Last week, Eric Fisk, Wallingford Community Council President, brought us up to date on the Transfer Station renovation plans (Rebuilding our Dump) and noted that there was a community meeting to discuss it. Allison Hogue sends this report from the meeting:
The North Recycling and Disposal Station stakeholders group met to discuss the process for moving forward with the expansion and rebuild of the transfer station and recycling center located at 1350 and 1550 N 34th Street and incorporating Carr Place.
SPU has hired a consultant to help work through site development options – where the buildings will be located, how much of the site they will cover, will Carr Place be closed, will they seek to rezone the buffer and Oroweat parcels in order to build on those properties, etc. The expansion options potentially cover 4 blocks in south Wallingford between the Essential Bakery and Subway.

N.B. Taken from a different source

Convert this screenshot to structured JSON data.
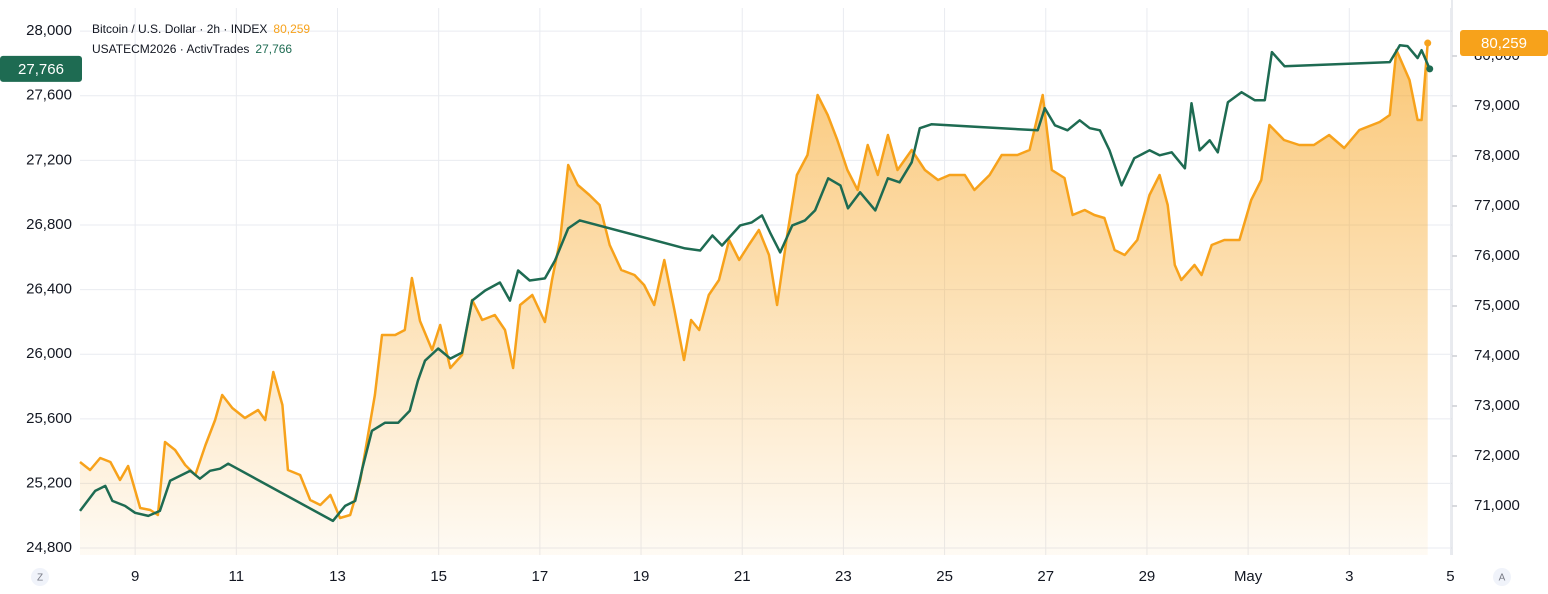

4 stakeholder meetings are scheduled for the fall to assess and zero in on a plan for the entire facility. The first meeting is scheduled to happen on September 14, the last is scheduled for February. SPU said that the new facility is a high priority project for the city.
At the first meeting, SPU plans to present 7 site development options (for which they provided block diagrams at last night’s meeting). Some of the options include building over the whole site, shifting the entire facility west, shifting the entire facility east, 6 options locate the recycling center on the 1550/Oroweat property which border single family zones to the north and east, 1 option reserves the Oroweat property for administrative offices.
SPU intends to narrow the site options down to 3 or 4 at the September meeting. These options will become the basis for further development. SPU hopes to hone in on their final preferred scheme by February.
If you are interested in the project please come to the September 14th meeting – and spread the word! It may be one of the neighborhood’s best opportunities to provide input into the process.
How about they spend some of that money figuring out how to not make our neighborhood smell like a rotting corpse for 5 blocks in every direction nearly every day of the year.
I think that actually is part of the plan. The new transfer station is supposed to be fully enclosed, rather than vented, which is supposed to help with the smell.
Some would argue that the reason it hasn’t happened yet is the opposition of the neighbors to any change.